It’s all of those things and it’s more.

It’s knowing what different people can be to you in your journey to freedom. It’s trial and error. It’s failing miserably and getting back up and trying again. It’s looking deep within yourself and not being afraid of what you might find.

It’s waking up each and every day and making a choice to fight. A choice to get better. A choice to live the life you know deep down in your heart you deserve.

It’s all those things and it’s more.

I’ve been on a path to figuring out my battles for a few years now. Sometimes I think I’m there. Sometimes, I feel like I’m back to square one. Sometimes I fight and other times I don’t. Sometimes I’m honest with myself and sometimes I’m a liar.

I fail. I fail hard.

I get back up again.

I don’t know the answer — I wouldn’t be writing this if I did. But I think that’s because there isn’t one.

It’s a choice. It’s faith. It’s allowing hitting rock bottom to help guide you to the top.

It’s all those things and it’s more.

And I want to say thank you. Thank you for being here for me while I struggle.

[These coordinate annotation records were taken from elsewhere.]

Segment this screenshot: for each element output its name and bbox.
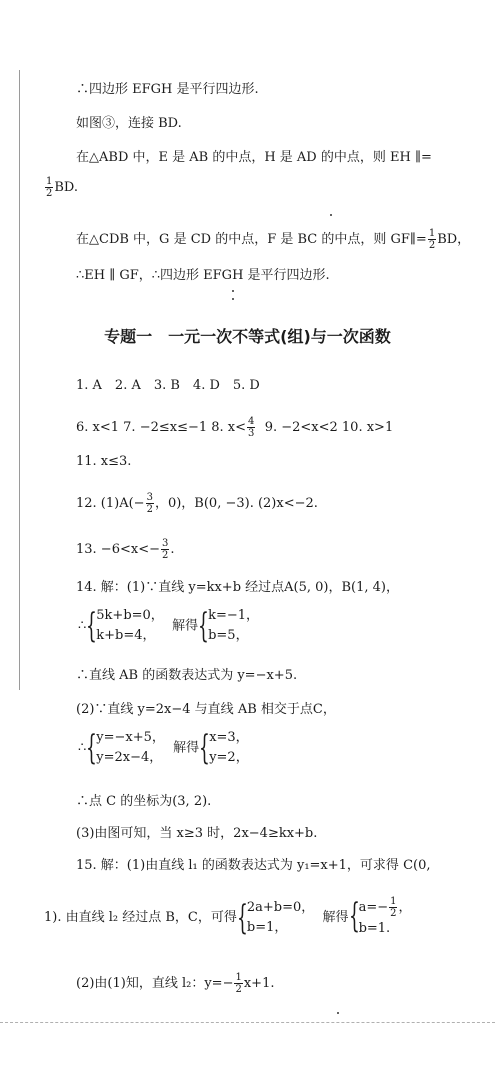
answer-line: (2)由(1)知，直线 l₂：y=− $\frac{1}{2}$ x+1.	[76, 972, 275, 995]
fraction: $\frac{4}{3}$	[248, 416, 255, 439]
equation-system: { a=− $\frac{1}{2}$ ， b=1.	[348, 896, 412, 936]
text-line: ∴四边形 EFGH 是平行四边形.	[76, 82, 259, 97]
answer-line: 13. −6<x<− $\frac{3}{2}$ .	[76, 538, 175, 561]
text-line: 如图③，连接 BD.	[76, 116, 182, 131]
fraction: $\frac{1}{2}$	[235, 972, 242, 995]
fraction: $\frac{1}{2}$	[428, 228, 436, 251]
page-bottom-divider	[0, 1022, 495, 1023]
parallel-equal-symbol: ∥=	[414, 150, 432, 165]
speck	[232, 290, 234, 292]
section-title: 专题一 一元一次不等式(组)与一次函数	[104, 327, 391, 346]
answer-line: ∴点 C 的坐标为(3, 2).	[76, 794, 212, 809]
equation-system: { x=3， y=2，	[199, 728, 249, 768]
answer-line: (2)∵直线 y=2x−4 与直线 AB 相交于点C，	[76, 702, 336, 717]
answer-line: ∴直线 AB 的函数表达式为 y=−x+5.	[76, 668, 298, 683]
answer-line: 1. A 2. A 3. B 4. D 5. D	[76, 378, 260, 393]
equation-system: { k=−1， b=5，	[198, 606, 260, 646]
fraction: $\frac{3}{2}$	[161, 538, 169, 561]
text-line: 在△ABD 中，E 是 AB 的中点，H 是 AD 的中点，则 EH ∥=	[76, 150, 432, 165]
speck	[330, 214, 332, 216]
speck	[337, 1012, 339, 1014]
text-line: ∴EH ∥ GF，∴四边形 EFGH 是平行四边形.	[76, 268, 330, 283]
text-line: $\frac{1}{2}$ BD.	[46, 176, 79, 199]
fraction: $\frac{1}{2}$	[390, 896, 397, 919]
answer-line: 12. (1)A(− $\frac{3}{2}$ ，0)，B(0, −3). (2)x<−2.	[76, 492, 318, 515]
margin-rule	[19, 70, 20, 690]
answer-line: 11. x≤3.	[76, 454, 132, 469]
answer-line: 15. 解：(1)由直线 l₁ 的函数表达式为 y₁=x+1，可求得 C(0,	[76, 858, 431, 873]
fraction: $\frac{1}{2}$	[46, 176, 53, 199]
answer-line: 6. x<1 7. −2≤x≤−1 8. x< $\frac{4}{3}$ 9. −2<x<2 10. x>1	[76, 416, 394, 439]
equation-system: { 2a+b=0， b=1，	[236, 897, 315, 938]
equation-system-line: 1). 由直线 l₂ 经过点 B，C，可得 { 2a+b=0， b=1， 解得 { a=− $\frac{1}{2}$ ， b=1.	[44, 896, 412, 938]
speck	[232, 298, 234, 300]
answer-line: 14. 解：(1)∵直线 y=kx+b 经过点A(5, 0)，B(1, 4)，	[76, 580, 399, 595]
equation-system: { y=−x+5， y=2x−4，	[86, 728, 165, 768]
equation-system: { 5k+b=0， k+b=4，	[86, 606, 164, 646]
answer-line: (3)由图可知，当 x≥3 时，2x−4≥kx+b.	[76, 826, 318, 841]
equation-system-line: ∴ { y=−x+5， y=2x−4， 解得 { x=3， y=2，	[78, 728, 249, 768]
text-line: 在△CDB 中，G 是 CD 的中点，F 是 BC 的中点，则 GF∥= $\frac{1}{2}$ BD，	[76, 228, 471, 251]
equation-system-line: ∴ { 5k+b=0， k+b=4， 解得 { k=−1， b=5，	[78, 606, 260, 646]
fraction: $\frac{3}{2}$	[146, 492, 153, 515]
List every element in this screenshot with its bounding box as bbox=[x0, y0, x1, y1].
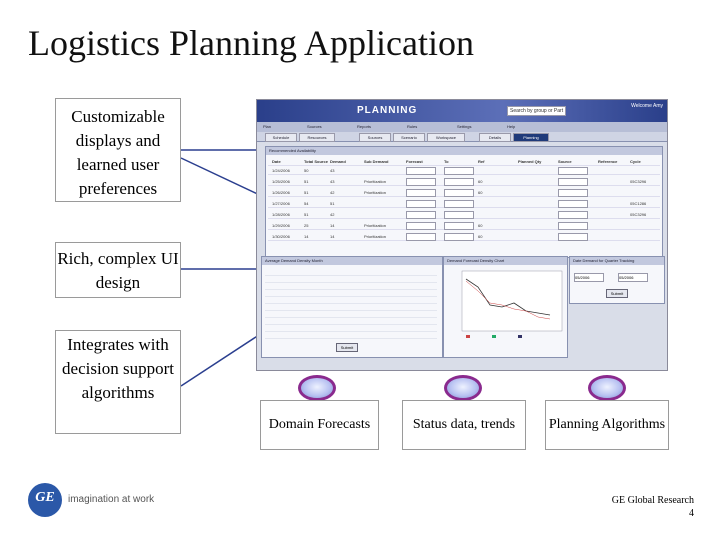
grid-dropdown[interactable] bbox=[444, 189, 474, 197]
table-cell: 1/27/2006 bbox=[272, 201, 290, 206]
table-cell: 60 bbox=[478, 190, 483, 195]
table-cell: 1/28/2006 bbox=[272, 212, 290, 217]
table-cell: 60 bbox=[478, 234, 483, 239]
table-row[interactable] bbox=[268, 178, 660, 186]
tab-details[interactable]: Details bbox=[479, 133, 511, 142]
grid-dropdown[interactable] bbox=[406, 200, 436, 208]
app-title: PLANNING bbox=[357, 105, 418, 116]
connector-line bbox=[181, 333, 262, 386]
grid-dropdown[interactable] bbox=[406, 233, 436, 241]
table-cell: 60 bbox=[478, 179, 483, 184]
table-row[interactable] bbox=[268, 222, 660, 230]
output-planning-algorithms: Planning Algorithms bbox=[545, 400, 669, 450]
callout-integration: Integrates with decision support algorithms bbox=[55, 330, 181, 434]
table-row[interactable] bbox=[268, 200, 660, 208]
table-row[interactable] bbox=[268, 189, 660, 197]
table-cell: Prioritization bbox=[364, 234, 387, 239]
flow-ring-icon bbox=[298, 375, 336, 401]
slide-title: Logistics Planning Application bbox=[28, 23, 474, 63]
demand-table bbox=[265, 269, 437, 339]
tab-workspace[interactable]: Workspace bbox=[427, 133, 465, 142]
table-cell: 05C1286 bbox=[630, 201, 647, 206]
forecast-chart bbox=[444, 267, 567, 357]
table-cell: 14 bbox=[330, 223, 335, 228]
flow-ring-icon bbox=[588, 375, 626, 401]
grid-dropdown[interactable] bbox=[558, 178, 588, 186]
table-cell: 43 bbox=[330, 179, 335, 184]
welcome-text: Welcome Amy bbox=[631, 103, 663, 109]
tab-planning[interactable]: Planning bbox=[513, 133, 549, 142]
table-cell: 50 bbox=[304, 168, 309, 173]
grid-dropdown[interactable] bbox=[406, 167, 436, 175]
table-cell: 1/25/2006 bbox=[272, 179, 290, 184]
app-nav bbox=[257, 122, 667, 132]
forecast-chart-panel bbox=[443, 256, 568, 358]
table-cell: 1/30/2006 bbox=[272, 234, 290, 239]
table-cell: 1/26/2006 bbox=[272, 190, 290, 195]
table-cell: 42 bbox=[330, 212, 335, 217]
table-cell: 05C3296 bbox=[630, 179, 647, 184]
search-input[interactable]: Search by group or Part bbox=[507, 106, 566, 116]
grid-dropdown[interactable] bbox=[558, 200, 588, 208]
submit-button[interactable]: Submit bbox=[606, 289, 628, 298]
availability-grid bbox=[265, 146, 663, 258]
grid-column-header: Total Source bbox=[304, 159, 328, 164]
table-cell: 05C3296 bbox=[630, 212, 647, 217]
grid-dropdown[interactable] bbox=[406, 211, 436, 219]
grid-column-header: To bbox=[444, 159, 449, 164]
table-row[interactable] bbox=[268, 167, 660, 175]
grid-dropdown[interactable] bbox=[406, 222, 436, 230]
nav-item[interactable]: Reports bbox=[357, 124, 372, 129]
table-cell: 42 bbox=[330, 190, 335, 195]
grid-header-row bbox=[268, 158, 660, 166]
connector-line bbox=[181, 158, 266, 198]
table-row[interactable] bbox=[268, 211, 660, 219]
credits-org: GE Global Research bbox=[611, 495, 694, 506]
grid-dropdown[interactable] bbox=[444, 200, 474, 208]
callout-rich-ui: Rich, complex UI design bbox=[55, 242, 181, 298]
output-domain-forecasts: Domain Forecasts bbox=[260, 400, 379, 450]
grid-dropdown[interactable] bbox=[558, 189, 588, 197]
grid-dropdown[interactable] bbox=[558, 167, 588, 175]
table-cell: 1/29/2006 bbox=[272, 223, 290, 228]
grid-dropdown[interactable] bbox=[444, 211, 474, 219]
demand-panel bbox=[261, 256, 443, 358]
grid-column-header: Demand bbox=[330, 159, 346, 164]
nav-item[interactable]: Sources bbox=[307, 124, 322, 129]
table-cell: 43 bbox=[330, 168, 335, 173]
table-cell: Prioritization bbox=[364, 179, 387, 184]
callout-customizable: Customizable displays and learned user preferences bbox=[55, 98, 181, 202]
grid-dropdown[interactable] bbox=[558, 233, 588, 241]
table-cell: 14 bbox=[330, 234, 335, 239]
table-cell: Prioritization bbox=[364, 223, 387, 228]
date-panel-title: Date Demand for Quarter Tracking bbox=[570, 257, 664, 265]
grid-dropdown[interactable] bbox=[444, 222, 474, 230]
table-cell: 54 bbox=[304, 201, 309, 206]
grid-column-header: Forecast bbox=[406, 159, 423, 164]
table-cell: 25 bbox=[304, 223, 309, 228]
app-screenshot bbox=[256, 99, 668, 371]
grid-title: Recommended Availability bbox=[266, 147, 662, 155]
table-cell: 51 bbox=[304, 212, 309, 217]
app-tabs bbox=[257, 132, 667, 142]
grid-column-header: Source bbox=[558, 159, 572, 164]
grid-dropdown[interactable] bbox=[558, 211, 588, 219]
grid-dropdown[interactable] bbox=[558, 222, 588, 230]
flow-ring-icon bbox=[444, 375, 482, 401]
table-cell: 51 bbox=[304, 190, 309, 195]
submit-button[interactable]: Submit bbox=[336, 343, 358, 352]
page-number: 4 bbox=[689, 508, 694, 519]
table-row[interactable] bbox=[268, 233, 660, 241]
table-cell: 51 bbox=[330, 201, 335, 206]
nav-item[interactable]: Plan bbox=[263, 124, 272, 129]
grid-column-header: Ref bbox=[478, 159, 485, 164]
nav-item[interactable]: Help bbox=[507, 124, 516, 129]
grid-column-header: Cycle bbox=[630, 159, 641, 164]
grid-dropdown[interactable] bbox=[444, 178, 474, 186]
grid-dropdown[interactable] bbox=[444, 167, 474, 175]
date-select[interactable]: 05/2006 bbox=[574, 273, 604, 282]
table-cell: 1/24/2006 bbox=[272, 168, 290, 173]
grid-dropdown[interactable] bbox=[406, 189, 436, 197]
table-cell: 51 bbox=[304, 179, 309, 184]
tab-scenario[interactable]: Scenario bbox=[393, 133, 425, 142]
grid-dropdown[interactable] bbox=[406, 178, 436, 186]
nav-item[interactable]: Rules bbox=[407, 124, 418, 129]
grid-dropdown[interactable] bbox=[444, 233, 474, 241]
tab-sources[interactable]: Sources bbox=[359, 133, 391, 142]
app-header bbox=[257, 100, 667, 122]
table-cell: Prioritization bbox=[364, 190, 387, 195]
grid-column-header: Reference bbox=[598, 159, 618, 164]
table-cell: 14 bbox=[304, 234, 309, 239]
date-panel bbox=[569, 256, 665, 304]
tab-schedule[interactable]: Schedule bbox=[265, 133, 297, 142]
nav-item[interactable]: Settings bbox=[457, 124, 472, 129]
grid-column-header: Planned Qty bbox=[518, 159, 542, 164]
table-cell: 60 bbox=[478, 223, 483, 228]
grid-column-header: Date bbox=[272, 159, 281, 164]
grid-column-header: Sub Demand bbox=[364, 159, 389, 164]
tagline: imagination at work bbox=[68, 494, 155, 505]
forecast-chart-title: Demand Forecast Density Chart bbox=[444, 257, 567, 265]
date-select-end[interactable]: 05/2006 bbox=[618, 273, 648, 282]
output-status-data: Status data, trends bbox=[402, 400, 526, 450]
tab-resources[interactable]: Resources bbox=[299, 133, 335, 142]
slide-credits bbox=[612, 494, 694, 520]
ge-logo-icon: GE bbox=[28, 483, 62, 517]
demand-panel-title: Average Demand Density Month bbox=[262, 257, 442, 265]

Thank you for holding my hand when I’m walking alone. Thank you for worrying about me even though I wish you didn’t have to. Thank you for forgiving me for thinking you weren’t there for me when you were.

Thank you for loving me.

For awhile I’ve gone about my “new life” pretending as though nothing is wrong because sometimes it’s easier that way. But the truth is I still have battles. They’re smaller than they used to be, sure. But I still have to fight. And sometimes, I still have to lose.

I don’t know what the rest of my journey looks like. I’m sure it’ll be a total and complete mess most of the time. It’ll be deviated, I’ll stray from the map.

But I intend to keep moving.

This time, I don’t care what my destination is. I don’t care what’s at point B. I care about what’s along the way.

I care about falling and proving to myself that I am strong each and every time I pull myself back up. I care about the unexpected stops in the route, the flat tires, the beautiful highways.

I care about it all. And I accept that it won’t be perfect.

What I don’t accept, is not getting in the car at all.

And I’m scared. I’m scared that I’ll find out that I’m vain, more fucked up than I thought, or anything else. I’m scared of taking my time to do this. I’m scared of admitting it. I’m scared of finding new coping mechanisms and straying from my comfort zone.

I’m scared, but I’m doing it anyway.

I’m living the answers instead of trying to find them — by making little choices to fight and forgive and love and fall and get up and sweat and cry and work each day.

And I guess that’s what I came here to say.